Ik vertelde Herr Küstenwache dat op het moment van ons vertrek, 1 juli, er nog geen officiele app of zo was. Hij haalde zijn schouders op, wenste ons een goede reis, en moest lachen toen Hidzer zei dat we gezond waren.

Daarop gingen ze naar een huurboot uit Breege, die vlak bij ons lag. De anderen hebben ze niet gecontroleerd. Bijna willekeur, of gewoon alle (mogelijke) niet-Duitsers controleren. Tja, en de Duitsers dan, die vanuit Denemarken of Zweden, Polen hier naartoe gevaren zijn? Nou ja, we zijn zo ongeveer “goedgekeurd”, hebben daar helaas geen bewijsje van gekregen, en hopen er maar het beste van.
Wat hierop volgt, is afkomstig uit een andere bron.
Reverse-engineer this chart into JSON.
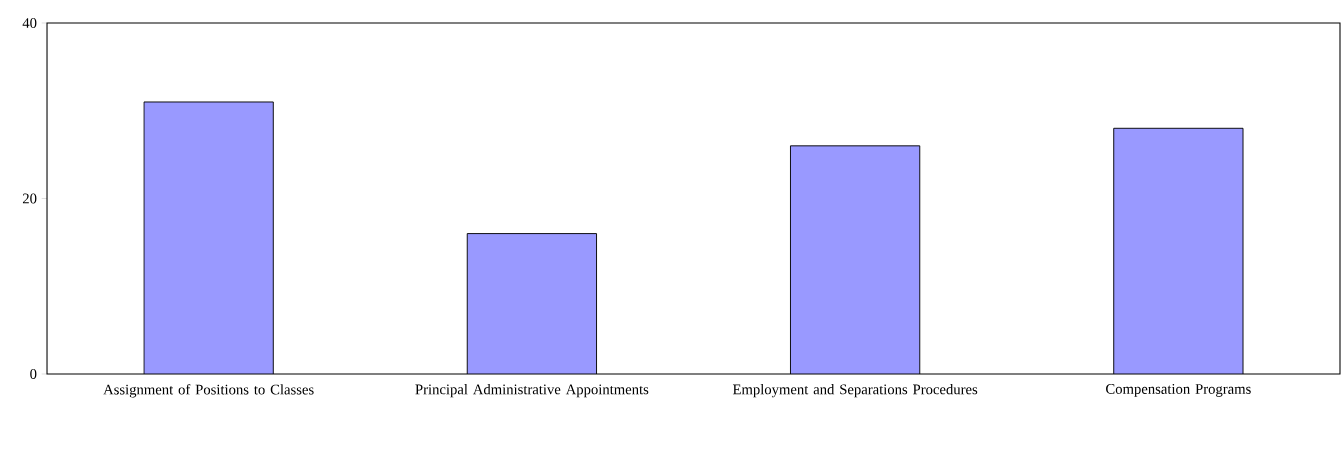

Dat mijn registratie niet officieel is, staat inderdaad in de brief. Via DigiD kun je laten zien dat je gevaccineerd bent. Geloof ik. Maar dat bedachten we pas later.... Het gekke is, dat Hidzer een zelfde Registratiekaart heeft, maar dan van dikker papier. Ja, Hidzer kreeg ‘m van de huisarts en ik van de GGD.

En nu komt het: op Hidzers kaartje stond zijn naam niet eens. Daar kwamen we pas een week of twee geleden achter, toen ik de foto’s die we van de documenten gemaakt hadden naar een apart mapje op de computer verhuisde. Ik heb toen zijn naam en geboortedatum maar even ingevuld, en dat was wel slim, bleek nu achteraf.



Het is nu bijna bladstil, de zon schijnt nog, maar hij gaat zo onder. Morgen is er eerst nauwelijks wind, en daarna uit NoordOost. Niet zo gunstig, maar we gaan toch maar op pad. Warnemünde is ons doel. Ruim 46 zeemijlen. Best ver, dat is ongeveer 85 kilometer. Maar dan kunnen we daarna weer twee dagen lekker zeilen. Hopen we.